California trial attorney Kurt Schlicter responded to Ford.

“Well, as much as I respect the legal insights of someone who ‘co-hosts a popular LGBT-issues podcast called ‘Queer and Queerer with activist and performance artist Peterson Toscano,’ the purpose of these laws is expressly to remove the ability to challenge one’s characterization of his/her/other’s identity.”

Schlicter continues, “That someone who abuses this by pretending to have a different identity to obtain access to intimate settings would also be immune from challenge should be no surprise. If no one abuses this opportunity, it will be the first time in all of human history no one at all has exploited an opportunity for his own selfish ends.”

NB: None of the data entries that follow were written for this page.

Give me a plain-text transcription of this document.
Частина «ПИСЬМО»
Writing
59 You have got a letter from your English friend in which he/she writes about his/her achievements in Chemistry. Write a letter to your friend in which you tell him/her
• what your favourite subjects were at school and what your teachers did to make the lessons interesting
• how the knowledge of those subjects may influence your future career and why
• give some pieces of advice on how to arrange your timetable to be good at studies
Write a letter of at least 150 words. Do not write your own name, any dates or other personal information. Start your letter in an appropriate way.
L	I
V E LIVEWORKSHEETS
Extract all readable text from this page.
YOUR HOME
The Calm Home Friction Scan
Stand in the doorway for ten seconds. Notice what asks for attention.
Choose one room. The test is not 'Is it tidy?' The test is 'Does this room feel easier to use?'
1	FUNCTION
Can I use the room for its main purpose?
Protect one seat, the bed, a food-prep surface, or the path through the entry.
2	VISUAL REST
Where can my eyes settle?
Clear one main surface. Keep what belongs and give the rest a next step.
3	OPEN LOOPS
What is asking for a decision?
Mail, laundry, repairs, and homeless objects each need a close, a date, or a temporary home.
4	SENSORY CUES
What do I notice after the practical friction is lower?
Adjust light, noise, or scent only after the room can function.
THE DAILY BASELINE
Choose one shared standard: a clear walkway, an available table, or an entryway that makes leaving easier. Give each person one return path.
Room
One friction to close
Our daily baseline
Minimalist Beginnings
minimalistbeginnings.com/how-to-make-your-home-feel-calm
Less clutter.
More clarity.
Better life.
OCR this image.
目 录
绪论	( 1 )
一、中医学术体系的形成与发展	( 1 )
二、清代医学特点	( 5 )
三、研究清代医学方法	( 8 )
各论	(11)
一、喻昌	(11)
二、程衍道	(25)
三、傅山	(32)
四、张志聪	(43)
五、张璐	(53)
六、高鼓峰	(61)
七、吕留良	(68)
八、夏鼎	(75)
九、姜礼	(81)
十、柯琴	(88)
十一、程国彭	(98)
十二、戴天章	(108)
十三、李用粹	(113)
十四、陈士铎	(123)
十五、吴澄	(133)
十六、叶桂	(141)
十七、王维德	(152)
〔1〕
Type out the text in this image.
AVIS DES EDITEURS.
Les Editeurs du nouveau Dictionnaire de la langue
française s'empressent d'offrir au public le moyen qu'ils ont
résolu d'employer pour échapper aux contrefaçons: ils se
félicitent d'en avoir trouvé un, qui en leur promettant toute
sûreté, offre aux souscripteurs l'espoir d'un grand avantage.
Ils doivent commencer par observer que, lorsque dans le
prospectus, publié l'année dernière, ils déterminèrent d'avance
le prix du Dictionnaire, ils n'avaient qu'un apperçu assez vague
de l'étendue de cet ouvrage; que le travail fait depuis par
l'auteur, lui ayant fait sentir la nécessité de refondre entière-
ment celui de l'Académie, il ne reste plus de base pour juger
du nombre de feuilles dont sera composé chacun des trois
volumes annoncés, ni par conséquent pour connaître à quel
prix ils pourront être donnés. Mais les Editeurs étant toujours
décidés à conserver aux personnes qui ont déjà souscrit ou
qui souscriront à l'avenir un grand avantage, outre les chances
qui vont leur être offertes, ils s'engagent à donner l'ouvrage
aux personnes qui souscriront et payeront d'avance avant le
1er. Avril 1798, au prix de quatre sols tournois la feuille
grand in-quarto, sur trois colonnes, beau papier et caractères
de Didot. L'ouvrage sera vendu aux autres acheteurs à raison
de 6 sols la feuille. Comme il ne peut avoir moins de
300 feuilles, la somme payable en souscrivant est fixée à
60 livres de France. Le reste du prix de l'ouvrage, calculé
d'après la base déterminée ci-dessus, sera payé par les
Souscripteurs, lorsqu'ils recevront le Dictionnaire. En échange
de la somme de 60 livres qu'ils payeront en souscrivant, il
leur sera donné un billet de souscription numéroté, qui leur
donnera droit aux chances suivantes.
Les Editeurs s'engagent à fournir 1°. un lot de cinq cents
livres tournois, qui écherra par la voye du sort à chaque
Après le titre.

“Huckabee is a cheesy man, but he’s got a point. And Zack failed to point out any way to prevent the kind of abuses Huckabee was talking about — because he can’t. There is no way to challenge the sincerity of one’s gender identity claim because the entire purpose of these silly laws is to prevent challenges to the sincerity of one’s gender identity claims,” Schlicter told TheDC.

“As I understand the law,” Schlicter said, “the purpose of it is to prevent arbitrary designations and gender identity by people and institutions of authority.”

Schlicter asks that in light of the intent of the law, “How can you challenge anyone’s claim that they’re a certain gender? Would you have to have a gender trial? That would kind of defeat the whole purpose of the law which is to prevent others from telling you what your gender identity is.”

Similar to ThinkProgress’s stance on the issue, Gender Spectrum says that gender and sex are two distinctly different things, which prompts the question as to whether surgery is even required to claim one “transitioned.”

“For many people, the terms ‘gender’ and ‘sex’ are used interchangeably, and thus incorrectly. This idea has become so common, particularly in western societies, that it is rarely questioned. We are born, assigned a sex, and sent out into the world. For many people, this is cause for little, if any dissonance. Yet biological sex and gender are different; gender is not inherently nor solely connected to one’s physical anatomy.”

The Gender Spectrum site later adds the concept of “gender privilege” to the mix.

“When someone is ‘typically gendered,’ they benefit from gender privilege. For individuals whose biological sex, gender expression, and gender identity neatly align, often referred to as ‘cisgender,’ there is a level of congruence as they encounter the world around them.”

So does one need surgery at all or will the courts view male and female as a state of mind as opposed to something purely physical?

“I’m not sure if it would require surgery at all, because we’ve already established–or the bar already established as I understand it that gender is not based on any kind of physical condition,” Schlicter explained.

It’s based merely on how one identifies. Now if that’s true you don’t need surgery at all.

“I can say, ‘I’m now a woman. I was a male a couple of seconds ago, but I’m a woman now,'” Shlicter pointed out noting the goldmine waiting for trial lawyers who would file lawsuits against businesses like gyms, that will be caught in the middle of such cases.

It takes surgery out of the picture, and it’s probably meant to, because there are pre-op transsexuals who have not had surgery and want to be identified as a woman not only by themselves but by the world at large.”